How can a good diagnosis of Alzheimer’s disease be carried out?

 

Before a good diagnosis of Alzheimer’s is considered, it is necessary the evaluation of four important aspects:

 

  • A good medical record that includes symptoms and observed changes.

  • A complete physical check-up with blood and urine exams.

  • A neurological exam, including X-Rays, CT Scan, EEG (electroencephalogram) and a Magnetic Resonance Imaging (MRI).

  • A mental or psychological exam of the state of mind of the person or the more commonly known mini-mental exam (MMSE).

 

 

Is there any cure for Alzheimer’s disease today?

 

At this moment there is no known cure in order to combat or to stop Alzheimer’s; however, scientists, doctors and investigators in all parts of the world are working on it. The medications most common employed here are Aricept (donepezilo), also known as Eranz. A second medication is Exelon, also known as Rivastigmina.

 

Other new drug is Galantamina (Reminyl), which has demonstrated not only an improvement on cognitive symptoms, but also on behaviour, like apathy, agitation and psychosis.  Now, Memantine or Namenda is one of the new medicaments more used. This drug works on the nervous system in the sending of messages. It seems that the progress of Alzheimer decreases in the last stage. Akatinol (Merz) and Ebixa (Lundbeck) are the commercial names in Mexico.

 

Finally, Tacrine (Cognex), is not being used anymore, mainly because it is known to cause hepatic problems. It is Important to understand that all these maledictions are not precisely used in order to cure, but to help the person to be a little bit more lucid and calm. Also, one must mention that these medications work only in the first and part of the second stage of the disease, not in an advanced stage. Finally, we have to mention that some of these maledictions may cause side effects and not necessarily one works better than the other.

 

For the moment, the best alternative is to give them the best of us, the best quality of life possible, treating them with tenderness, love, affection, understanding and respect.  

 

 

  

Algunos datos:

 

   ALZHEMER / Los números...    
     

 

  • En el mundo existen más de 36 millones de personas con Alzheimer.
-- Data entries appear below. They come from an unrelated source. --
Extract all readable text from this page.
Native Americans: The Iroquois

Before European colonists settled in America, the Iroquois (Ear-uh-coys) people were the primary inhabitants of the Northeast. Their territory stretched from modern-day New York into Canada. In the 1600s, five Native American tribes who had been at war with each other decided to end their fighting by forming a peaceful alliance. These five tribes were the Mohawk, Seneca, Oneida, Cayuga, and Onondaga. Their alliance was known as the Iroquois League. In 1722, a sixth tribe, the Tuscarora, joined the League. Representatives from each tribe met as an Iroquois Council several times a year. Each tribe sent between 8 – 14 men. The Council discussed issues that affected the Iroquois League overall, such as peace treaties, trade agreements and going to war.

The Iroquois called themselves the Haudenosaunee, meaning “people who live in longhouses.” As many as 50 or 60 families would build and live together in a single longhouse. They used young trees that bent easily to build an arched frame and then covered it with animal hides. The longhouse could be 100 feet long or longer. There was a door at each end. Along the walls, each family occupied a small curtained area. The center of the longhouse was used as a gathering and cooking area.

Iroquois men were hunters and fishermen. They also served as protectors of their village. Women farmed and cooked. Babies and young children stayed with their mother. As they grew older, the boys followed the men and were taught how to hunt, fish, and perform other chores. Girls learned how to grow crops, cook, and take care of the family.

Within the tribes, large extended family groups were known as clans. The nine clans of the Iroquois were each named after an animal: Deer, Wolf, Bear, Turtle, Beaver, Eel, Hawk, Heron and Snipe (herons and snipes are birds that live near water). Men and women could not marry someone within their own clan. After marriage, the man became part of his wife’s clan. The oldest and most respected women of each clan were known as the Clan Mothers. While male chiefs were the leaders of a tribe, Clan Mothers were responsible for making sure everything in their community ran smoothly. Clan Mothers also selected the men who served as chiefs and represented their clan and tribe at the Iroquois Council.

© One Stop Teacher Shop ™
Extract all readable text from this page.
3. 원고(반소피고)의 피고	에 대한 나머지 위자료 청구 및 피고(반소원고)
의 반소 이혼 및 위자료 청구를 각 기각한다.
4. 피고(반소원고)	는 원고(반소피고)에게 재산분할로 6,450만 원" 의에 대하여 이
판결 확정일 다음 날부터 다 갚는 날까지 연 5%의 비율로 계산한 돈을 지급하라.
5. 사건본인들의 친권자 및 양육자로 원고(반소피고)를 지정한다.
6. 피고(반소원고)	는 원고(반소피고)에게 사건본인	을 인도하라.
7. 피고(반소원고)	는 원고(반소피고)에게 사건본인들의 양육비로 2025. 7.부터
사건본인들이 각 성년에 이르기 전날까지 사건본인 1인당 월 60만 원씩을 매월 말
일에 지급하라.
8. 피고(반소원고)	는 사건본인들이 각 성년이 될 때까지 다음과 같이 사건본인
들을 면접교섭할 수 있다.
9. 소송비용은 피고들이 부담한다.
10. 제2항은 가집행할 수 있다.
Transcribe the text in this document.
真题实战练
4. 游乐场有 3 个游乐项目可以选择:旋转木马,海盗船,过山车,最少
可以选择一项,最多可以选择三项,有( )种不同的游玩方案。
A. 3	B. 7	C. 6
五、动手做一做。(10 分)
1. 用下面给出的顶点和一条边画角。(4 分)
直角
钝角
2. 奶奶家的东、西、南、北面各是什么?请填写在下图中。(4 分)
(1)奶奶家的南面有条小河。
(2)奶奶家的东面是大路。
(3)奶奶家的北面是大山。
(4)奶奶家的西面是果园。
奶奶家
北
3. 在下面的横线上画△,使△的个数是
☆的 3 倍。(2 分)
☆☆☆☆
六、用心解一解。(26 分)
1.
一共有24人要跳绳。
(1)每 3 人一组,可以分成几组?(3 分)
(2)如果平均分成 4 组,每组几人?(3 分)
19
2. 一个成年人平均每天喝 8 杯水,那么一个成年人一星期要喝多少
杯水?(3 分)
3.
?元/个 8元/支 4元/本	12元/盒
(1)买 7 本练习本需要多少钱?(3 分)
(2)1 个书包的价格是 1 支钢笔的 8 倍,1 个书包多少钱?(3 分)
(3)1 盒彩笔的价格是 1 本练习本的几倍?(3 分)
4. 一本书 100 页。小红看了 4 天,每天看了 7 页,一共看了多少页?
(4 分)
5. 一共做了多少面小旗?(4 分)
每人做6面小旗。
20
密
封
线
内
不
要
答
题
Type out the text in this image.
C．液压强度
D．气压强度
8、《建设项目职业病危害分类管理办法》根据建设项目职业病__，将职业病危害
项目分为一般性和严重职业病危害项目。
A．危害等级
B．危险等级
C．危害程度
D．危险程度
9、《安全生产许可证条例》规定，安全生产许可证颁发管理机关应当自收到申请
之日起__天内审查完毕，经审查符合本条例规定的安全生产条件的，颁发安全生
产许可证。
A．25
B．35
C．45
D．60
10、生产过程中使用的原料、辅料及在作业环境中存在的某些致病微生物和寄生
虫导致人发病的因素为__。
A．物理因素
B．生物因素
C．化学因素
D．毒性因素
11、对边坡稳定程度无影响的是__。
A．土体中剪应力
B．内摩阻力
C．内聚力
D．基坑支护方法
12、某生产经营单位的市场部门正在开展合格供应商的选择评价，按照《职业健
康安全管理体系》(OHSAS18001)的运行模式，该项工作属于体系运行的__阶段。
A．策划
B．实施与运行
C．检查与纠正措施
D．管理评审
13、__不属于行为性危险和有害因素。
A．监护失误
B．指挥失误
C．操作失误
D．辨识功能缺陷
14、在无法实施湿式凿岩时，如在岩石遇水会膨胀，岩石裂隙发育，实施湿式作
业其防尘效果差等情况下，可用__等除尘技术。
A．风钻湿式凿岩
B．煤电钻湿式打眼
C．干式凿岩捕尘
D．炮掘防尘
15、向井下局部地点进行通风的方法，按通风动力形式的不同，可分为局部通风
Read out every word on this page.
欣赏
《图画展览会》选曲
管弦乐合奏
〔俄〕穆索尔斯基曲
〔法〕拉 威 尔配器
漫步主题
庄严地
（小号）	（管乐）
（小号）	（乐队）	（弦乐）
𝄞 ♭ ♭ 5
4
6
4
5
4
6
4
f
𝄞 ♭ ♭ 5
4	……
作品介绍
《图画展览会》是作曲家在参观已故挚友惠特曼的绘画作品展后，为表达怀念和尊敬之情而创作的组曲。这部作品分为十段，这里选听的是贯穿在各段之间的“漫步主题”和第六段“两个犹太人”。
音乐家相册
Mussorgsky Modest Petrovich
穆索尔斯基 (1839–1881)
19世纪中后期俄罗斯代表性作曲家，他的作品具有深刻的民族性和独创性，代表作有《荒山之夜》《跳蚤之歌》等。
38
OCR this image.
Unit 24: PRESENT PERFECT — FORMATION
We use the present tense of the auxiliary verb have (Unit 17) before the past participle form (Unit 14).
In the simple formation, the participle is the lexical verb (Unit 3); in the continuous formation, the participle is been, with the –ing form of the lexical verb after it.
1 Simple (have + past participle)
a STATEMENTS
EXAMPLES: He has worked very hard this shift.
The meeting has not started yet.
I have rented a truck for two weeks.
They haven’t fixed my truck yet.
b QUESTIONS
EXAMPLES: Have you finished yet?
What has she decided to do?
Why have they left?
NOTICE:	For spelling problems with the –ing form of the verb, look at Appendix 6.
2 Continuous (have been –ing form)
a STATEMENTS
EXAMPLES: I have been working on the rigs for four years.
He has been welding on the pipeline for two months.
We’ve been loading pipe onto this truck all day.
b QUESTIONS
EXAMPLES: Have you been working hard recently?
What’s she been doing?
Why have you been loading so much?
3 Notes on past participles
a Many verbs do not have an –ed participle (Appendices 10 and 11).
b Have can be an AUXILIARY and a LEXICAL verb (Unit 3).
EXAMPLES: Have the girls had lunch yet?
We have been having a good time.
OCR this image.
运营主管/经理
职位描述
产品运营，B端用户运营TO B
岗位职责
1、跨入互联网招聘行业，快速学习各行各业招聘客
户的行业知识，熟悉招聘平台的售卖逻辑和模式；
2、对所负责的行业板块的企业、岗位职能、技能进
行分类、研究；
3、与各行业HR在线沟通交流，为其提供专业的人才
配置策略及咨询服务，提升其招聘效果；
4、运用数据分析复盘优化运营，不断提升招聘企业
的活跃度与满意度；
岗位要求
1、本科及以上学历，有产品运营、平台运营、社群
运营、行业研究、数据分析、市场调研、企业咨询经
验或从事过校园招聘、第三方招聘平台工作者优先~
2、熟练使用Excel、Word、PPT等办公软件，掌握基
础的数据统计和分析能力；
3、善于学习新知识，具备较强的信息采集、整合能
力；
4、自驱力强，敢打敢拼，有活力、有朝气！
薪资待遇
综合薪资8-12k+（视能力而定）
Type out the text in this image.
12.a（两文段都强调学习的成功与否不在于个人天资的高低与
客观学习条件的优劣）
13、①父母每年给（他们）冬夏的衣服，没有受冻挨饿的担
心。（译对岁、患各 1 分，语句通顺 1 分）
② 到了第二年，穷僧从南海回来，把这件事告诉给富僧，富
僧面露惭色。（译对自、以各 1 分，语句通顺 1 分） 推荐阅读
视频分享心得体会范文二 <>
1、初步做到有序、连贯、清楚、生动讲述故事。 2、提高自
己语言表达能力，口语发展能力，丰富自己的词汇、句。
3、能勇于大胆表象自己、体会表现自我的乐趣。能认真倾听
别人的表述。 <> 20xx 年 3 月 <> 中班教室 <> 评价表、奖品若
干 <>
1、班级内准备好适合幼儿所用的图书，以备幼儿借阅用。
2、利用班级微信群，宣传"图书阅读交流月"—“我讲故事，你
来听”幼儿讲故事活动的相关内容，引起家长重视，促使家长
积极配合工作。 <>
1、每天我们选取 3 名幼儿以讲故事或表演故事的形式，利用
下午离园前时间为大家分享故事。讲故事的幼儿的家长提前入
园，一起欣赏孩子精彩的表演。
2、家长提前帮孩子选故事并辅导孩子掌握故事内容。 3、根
  • Cada año 4.6 millones de personas más.

  • Un nuevo caso cada 4 segundos.  

  • El número de casos se duplica cada 20 años.

  • Para el 2030: Más de 75 millones.

  • Para el 2040: Más de 81 millones.  

  • Para el 2050: Más de 135 millones.  

  • En México: Más de 800 mil personas.

 

   
 
 
 
 
 
   

* Datos tomados de la ADI y otras fuentes.     

 

 

Información tomada de apuntes personales y fuentes varias.